The training dataset was crawled on 10/22/2019. This means that the data is a snapshot of that moment and that may change over time. In fact, it is very likely that the data will undergo minor changes as the different databases that make up LILACS and IBECS may add or modify the indexes.

The eventual data sets contain 369,368 records from 26,609 different journals. Two different data sets are distributed as described below:

  • Original Train set with 369,368 records ​that also include the qualifiers, as retrieved from VHL. Download the Original Train set from here.
  • Pre-processed Train set with the 318,658 records with at least one DeCS code and with no qualifiers. Download the Pre-processed Train set from here.

The table below describes abstracts’ length in the original set (measured in the number of characters)

Abstracts’ length (measured in characters)
Min: 12
Avg: 1140.41
Median: 1094
Max: 9428

The DeCS codes are distributed as follows (for more information about DeCs codes distribution in training set check here)

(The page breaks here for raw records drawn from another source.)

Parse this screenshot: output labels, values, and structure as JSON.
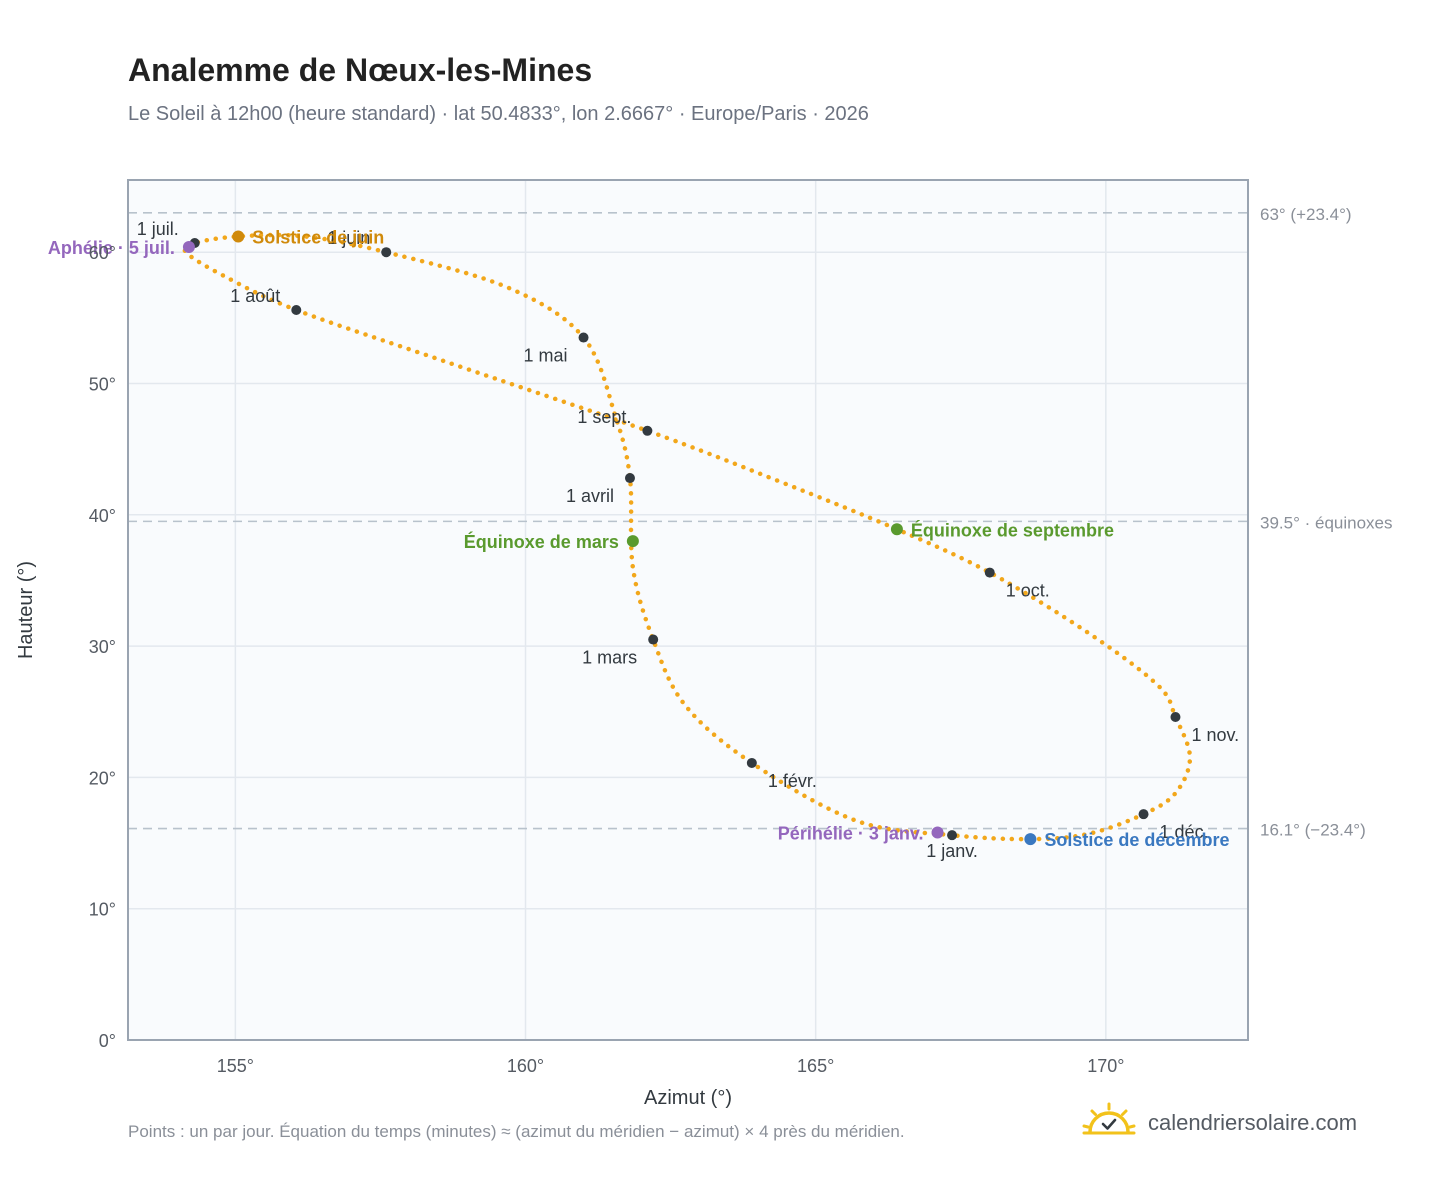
{
  "header": {
    "title": "Analemme de Nœux-les-Mines",
    "subtitle": "Le Soleil à 12h00 (heure standard) · lat 50.4833°, lon 2.6667° · Europe/Paris · 2026"
  },
  "footer": {
    "note": "Points : un par jour. Équation du temps (minutes) ≈ (azimut du méridien − azimut) × 4 près du méridien.",
    "brand": "calendriersolaire.com"
  },
  "colors": {
    "curve": "#f2a71b",
    "month_marker": "#333a40",
    "solstice_june": "#d08a0b",
    "solstice_december": "#3a78c0",
    "equinox": "#5a9a2e",
    "apsis": "#9467bd",
    "plot_background": "#f9fbfd",
    "grid": "#e3e8ee",
    "reference_line": "#b8c2cc",
    "axis": "#9aa4b1"
  },
  "chart_data": {
    "type": "scatter",
    "xlabel": "Azimut (°)",
    "ylabel": "Hauteur (°)",
    "xlim": [
      153.15,
      172.45
    ],
    "ylim": [
      0,
      65.5
    ],
    "x_ticks": [
      {
        "value": 155,
        "label": "155°"
      },
      {
        "value": 160,
        "label": "160°"
      },
      {
        "value": 165,
        "label": "165°"
      },
      {
        "value": 170,
        "label": "170°"
      }
    ],
    "y_ticks": [
      {
        "value": 0,
        "label": "0°"
      },
      {
        "value": 10,
        "label": "10°"
      },
      {
        "value": 20,
        "label": "20°"
      },
      {
        "value": 30,
        "label": "30°"
      },
      {
        "value": 40,
        "label": "40°"
      },
      {
        "value": 50,
        "label": "50°"
      },
      {
        "value": 60,
        "label": "60°"
      }
    ],
    "grid": true,
    "reference_lines": [
      {
        "y": 63.0,
        "label": "63° (+23.4°)"
      },
      {
        "y": 39.5,
        "label": "39.5° · équinoxes"
      },
      {
        "y": 16.1,
        "label": "16.1° (−23.4°)"
      }
    ],
    "analemma_path": [
      {
        "x": 167.35,
        "y": 15.6
      },
      {
        "x": 165.7,
        "y": 16.7
      },
      {
        "x": 163.9,
        "y": 21.1
      },
      {
        "x": 162.75,
        "y": 25.5
      },
      {
        "x": 162.2,
        "y": 30.5
      },
      {
        "x": 161.85,
        "y": 36.0
      },
      {
        "x": 161.8,
        "y": 42.8
      },
      {
        "x": 161.55,
        "y": 47.5
      },
      {
        "x": 161.0,
        "y": 53.5
      },
      {
        "x": 159.7,
        "y": 57.3
      },
      {
        "x": 157.6,
        "y": 60.0
      },
      {
        "x": 156.2,
        "y": 61.2
      },
      {
        "x": 155.05,
        "y": 61.2
      },
      {
        "x": 154.3,
        "y": 60.7
      },
      {
        "x": 154.15,
        "y": 60.0
      },
      {
        "x": 154.8,
        "y": 58.2
      },
      {
        "x": 156.05,
        "y": 55.6
      },
      {
        "x": 158.6,
        "y": 51.7
      },
      {
        "x": 162.1,
        "y": 46.4
      },
      {
        "x": 164.4,
        "y": 42.5
      },
      {
        "x": 166.4,
        "y": 38.9
      },
      {
        "x": 168.0,
        "y": 35.6
      },
      {
        "x": 169.7,
        "y": 31.0
      },
      {
        "x": 170.9,
        "y": 27.0
      },
      {
        "x": 171.2,
        "y": 24.6
      },
      {
        "x": 171.45,
        "y": 21.5
      },
      {
        "x": 171.2,
        "y": 18.8
      },
      {
        "x": 170.65,
        "y": 17.2
      },
      {
        "x": 169.7,
        "y": 15.7
      },
      {
        "x": 168.7,
        "y": 15.3
      },
      {
        "x": 167.35,
        "y": 15.6
      }
    ],
    "month_markers": [
      {
        "label": "1 janv.",
        "x": 167.35,
        "y": 15.6,
        "label_side": "below"
      },
      {
        "label": "1 févr.",
        "x": 163.9,
        "y": 21.1,
        "label_side": "right"
      },
      {
        "label": "1 mars",
        "x": 162.2,
        "y": 30.5,
        "label_side": "left"
      },
      {
        "label": "1 avril",
        "x": 161.8,
        "y": 42.8,
        "label_side": "left"
      },
      {
        "label": "1 mai",
        "x": 161.0,
        "y": 53.5,
        "label_side": "left"
      },
      {
        "label": "1 juin",
        "x": 157.6,
        "y": 60.0,
        "label_side": "upper-left"
      },
      {
        "label": "1 juil.",
        "x": 154.3,
        "y": 60.7,
        "label_side": "upper-left"
      },
      {
        "label": "1 août",
        "x": 156.05,
        "y": 55.6,
        "label_side": "upper-left"
      },
      {
        "label": "1 sept.",
        "x": 162.1,
        "y": 46.4,
        "label_side": "upper-left"
      },
      {
        "label": "1 oct.",
        "x": 168.0,
        "y": 35.6,
        "label_side": "right"
      },
      {
        "label": "1 nov.",
        "x": 171.2,
        "y": 24.6,
        "label_side": "right"
      },
      {
        "label": "1 déc.",
        "x": 170.65,
        "y": 17.2,
        "label_side": "right"
      }
    ],
    "events": [
      {
        "label": "Solstice de juin",
        "x": 155.05,
        "y": 61.2,
        "kind": "solstice_june",
        "label_side": "right"
      },
      {
        "label": "Solstice de décembre",
        "x": 168.7,
        "y": 15.3,
        "kind": "solstice_december",
        "label_side": "right"
      },
      {
        "label": "Équinoxe de mars",
        "x": 161.85,
        "y": 38.0,
        "kind": "equinox",
        "label_side": "left"
      },
      {
        "label": "Équinoxe de septembre",
        "x": 166.4,
        "y": 38.9,
        "kind": "equinox",
        "label_side": "right"
      },
      {
        "label": "Aphélie · 5 juil.",
        "x": 154.2,
        "y": 60.4,
        "kind": "apsis",
        "label_side": "left"
      },
      {
        "label": "Périhélie · 3 janv.",
        "x": 167.1,
        "y": 15.8,
        "kind": "apsis",
        "label_side": "left"
      }
    ]
  }
}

Number of DeCS codes per file
Min: 1
Avg: 8.12
Median: 7
Max: 53

The training data sets are distributed as a JSON file with the following format:

{
  "articles": [
    {
      "id": "Id of the article",
      "title": "Title of the article",
      "abstractText": "Content of the abstract",
      "journal": "Name of the journal",
      "year": 2018,
      "db": "Name of the database",
      "decsCodes": [
        "code1",
        "code2",
        "code3"
      ]
    }
  ]
}

Note that the decsCodes field lists the DeCs Ids assigned to a record in the source data. Since the original XML data contain descriptors (no codes), we provide a DeCs conversion table with:

  • DeCs codes
  • Preferred descriptor (the label used in the European DeCs 2019 set)
  • List of synonyms (the descriptors and synonyms from both European and Latin Spanish DeCs 2019 data sets, separated by pipes)

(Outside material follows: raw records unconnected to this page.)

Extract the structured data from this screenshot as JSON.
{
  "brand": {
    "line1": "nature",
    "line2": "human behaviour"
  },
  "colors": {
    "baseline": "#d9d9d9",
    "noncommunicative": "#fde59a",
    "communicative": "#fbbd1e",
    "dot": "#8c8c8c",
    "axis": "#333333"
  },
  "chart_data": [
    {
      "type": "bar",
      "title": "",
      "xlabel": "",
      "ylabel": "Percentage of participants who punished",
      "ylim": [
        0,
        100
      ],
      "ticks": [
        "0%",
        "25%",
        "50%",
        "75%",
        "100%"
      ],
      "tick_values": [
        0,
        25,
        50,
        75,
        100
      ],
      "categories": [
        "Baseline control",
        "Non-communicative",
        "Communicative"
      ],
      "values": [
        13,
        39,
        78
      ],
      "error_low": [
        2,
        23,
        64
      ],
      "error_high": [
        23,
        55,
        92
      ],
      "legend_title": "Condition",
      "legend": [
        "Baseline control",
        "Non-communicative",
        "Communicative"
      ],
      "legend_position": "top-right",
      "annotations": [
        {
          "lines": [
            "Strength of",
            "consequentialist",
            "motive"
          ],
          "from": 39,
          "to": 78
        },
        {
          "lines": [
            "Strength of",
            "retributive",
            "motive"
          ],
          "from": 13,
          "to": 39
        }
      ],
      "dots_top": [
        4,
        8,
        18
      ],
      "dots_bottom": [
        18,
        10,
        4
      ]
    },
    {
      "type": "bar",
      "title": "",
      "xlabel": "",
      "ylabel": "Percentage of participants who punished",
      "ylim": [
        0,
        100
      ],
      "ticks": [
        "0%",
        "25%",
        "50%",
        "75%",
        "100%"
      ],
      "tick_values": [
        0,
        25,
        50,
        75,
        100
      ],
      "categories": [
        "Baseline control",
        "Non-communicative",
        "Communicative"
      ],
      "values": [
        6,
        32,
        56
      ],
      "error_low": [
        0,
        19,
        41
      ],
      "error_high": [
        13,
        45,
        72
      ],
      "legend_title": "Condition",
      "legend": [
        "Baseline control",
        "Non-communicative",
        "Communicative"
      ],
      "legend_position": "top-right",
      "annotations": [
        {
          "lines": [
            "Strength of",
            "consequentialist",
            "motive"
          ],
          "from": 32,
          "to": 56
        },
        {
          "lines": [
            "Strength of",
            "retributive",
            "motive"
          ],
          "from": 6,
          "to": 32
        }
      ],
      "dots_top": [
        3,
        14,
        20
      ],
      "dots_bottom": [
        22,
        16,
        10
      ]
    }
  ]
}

For more details on the Latin and European Spanish DeCs codes see: http://decs.bvs.br and http://decses.bvsalud.org/ respectively.

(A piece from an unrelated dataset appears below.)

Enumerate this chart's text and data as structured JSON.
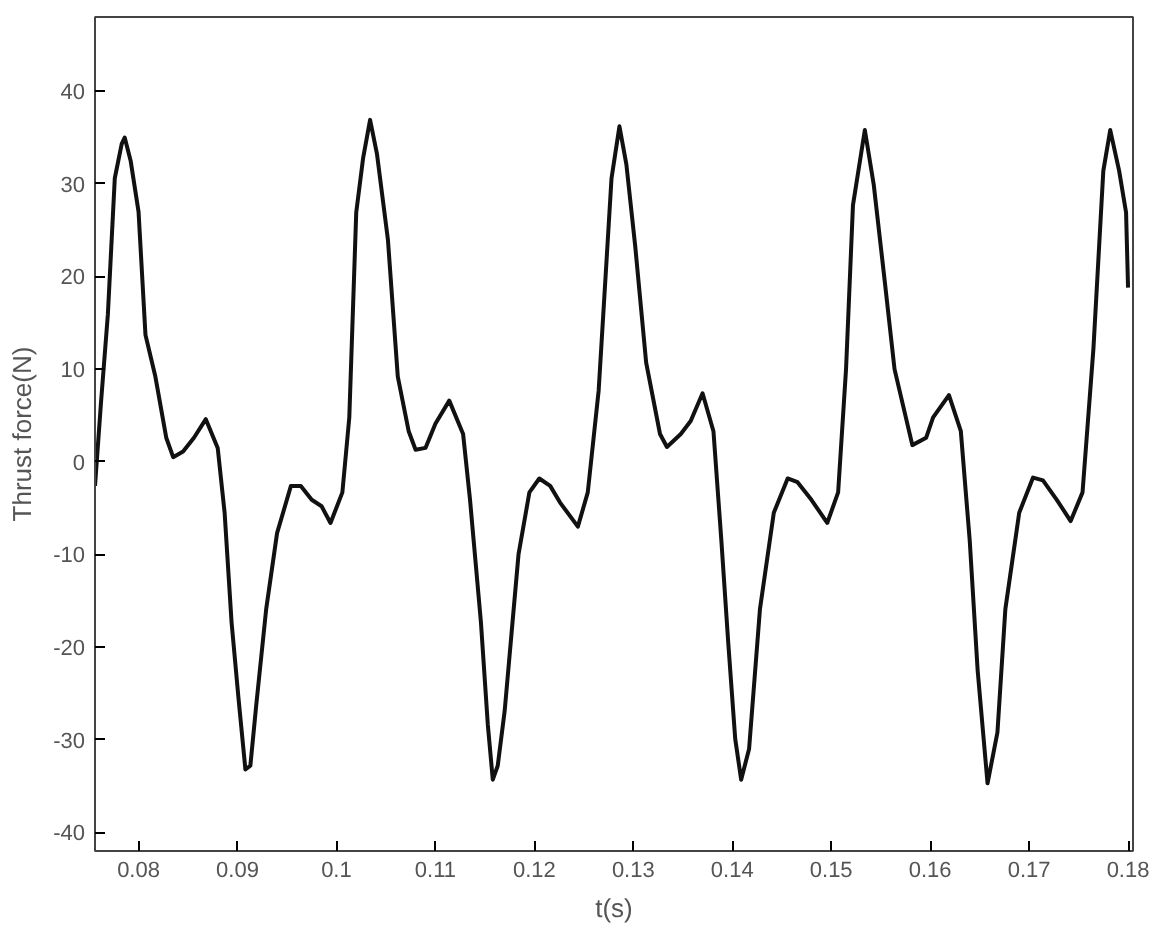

Development and Test Data sets

The MESINESP task will provide a Development and a Test data sets generated as follows:

  • 1,000 abstracts will be manually annotated by two human experts.
  • A cross validation process will identify discrepant annotations.
  • In case of discrepancy, a consensus phase will begin in which the two annotators must agree on their annotations.
  • In the event that, during the testing phase, LILACS / IBECS published new indexations, these will be added to the consensus process. In this case, the consensus should take into account the annotations of the two human experts plus the new annotations coming from LILACS / IBECS.
  • Participants will have 500 manually annotated abstracts as a Development set or dry run.
  • The remaining 500 will comprise the Test set that will be used for the evaluation of the task.

The data of each test set will be served as JSON strings.

The format of the development set data in the JSON string will be the same as the training set.

The format of the test set data in the JSON string will be the following:

{
  "articles": [
    {
      "id": "Id of the article",
      "title": "Title of the article",
      "abstractText": "Content of the abstract",
      "journal": "Name of the journal",
      "year": 2018,
      "db": "Name of the database"
    }
  ]
}

This JSON has the key articles which contains an array with document objects. Each object has the keys id, title, abstractText, journal, year and db.

The Development and Test sets will be available for download on the date announced in the Schedule.